This month’s issue of the journal Regulation, also contains another article by yours trule (co-authored with Jerry Ellig and Asheesh Agarwal) on the policy considerations involved in the Supreme Court cases involving the direct shipment of wine. The article draws on empirical and other evidence to describe the benefits to consumers from direct wine shipment and the weakness of the policy arguments for protectionism. (It also has a funny graphic that the editor’s added in). The article can be found on the web in the “Mercatus Reports” Section of Regulation, as one of my co-authors is a Senior Research Fellow at Mercatus. You can find the article , then scroll down to pages 10-11 of the magazine (pages 7-8 of the pdf file) to find our short article.
We also point out in our conclusion, this case has serious implications for e-commerce in all products, from Amazon.com to LLBean, in that either of the two routes to affirmance by the Supreme Court are plagued with difficulties.
First, the court could hold that the laws are nondiscriminatory because of the availability of a “physical presence” requirement. This would be most disastrous of all, as it would imply that a state could require Amazon.com, for instance, to establish a physical presence in the state in order to sell books there so that the state could effectively enforce its consumer protection laws.

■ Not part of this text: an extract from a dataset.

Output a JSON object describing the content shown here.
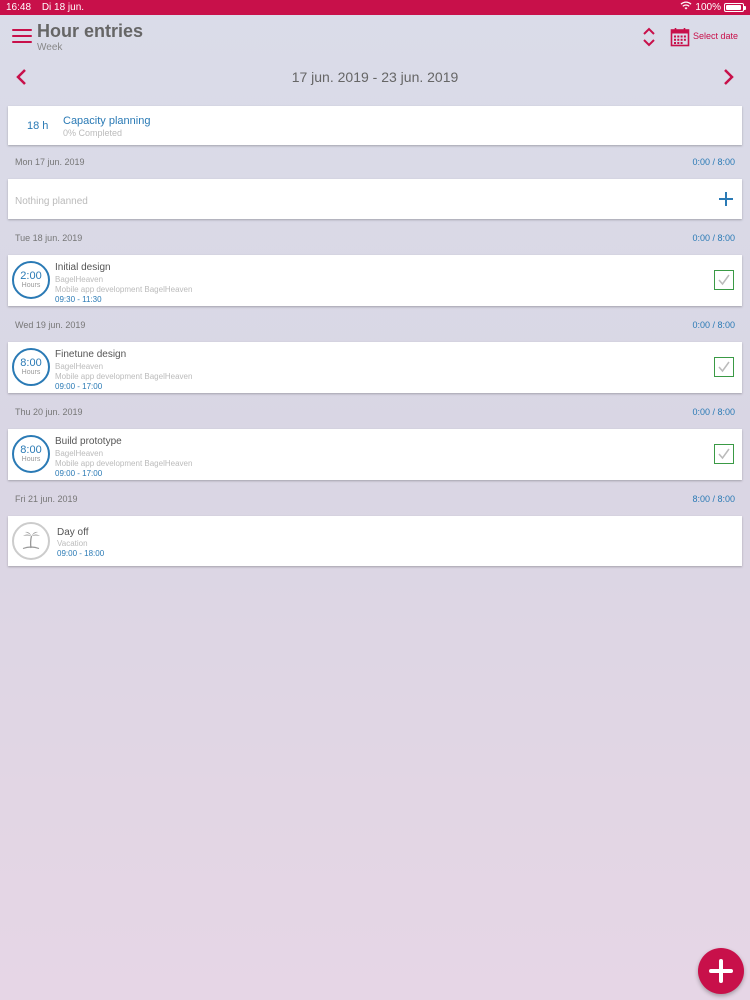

Second, the court could hold that these laws are discriminatory, but nevertheless saved by the 21st Amendment. Thought perhaps not disastrous on the same scale, this justification would be troubling as well, in that it would signal a retreat from the Court’s traditional commitment to the internal free flow of goods. Perhaps equally troubling, if the Court were to uphold this discrimination, in this case it would be doing so on the basis of a virtual absence of any evidence to justify the discrimination. From the beginning, the Court has insisted that discriminatory bans to commerce be permitted only after a strong evidentiary showing that the discrimination is the only way to address the claimed problem and that it is the least-restrictive means of doing so. Here, there is simply no evidence to support the discriminatory ban, our article describes the evidence on the other side.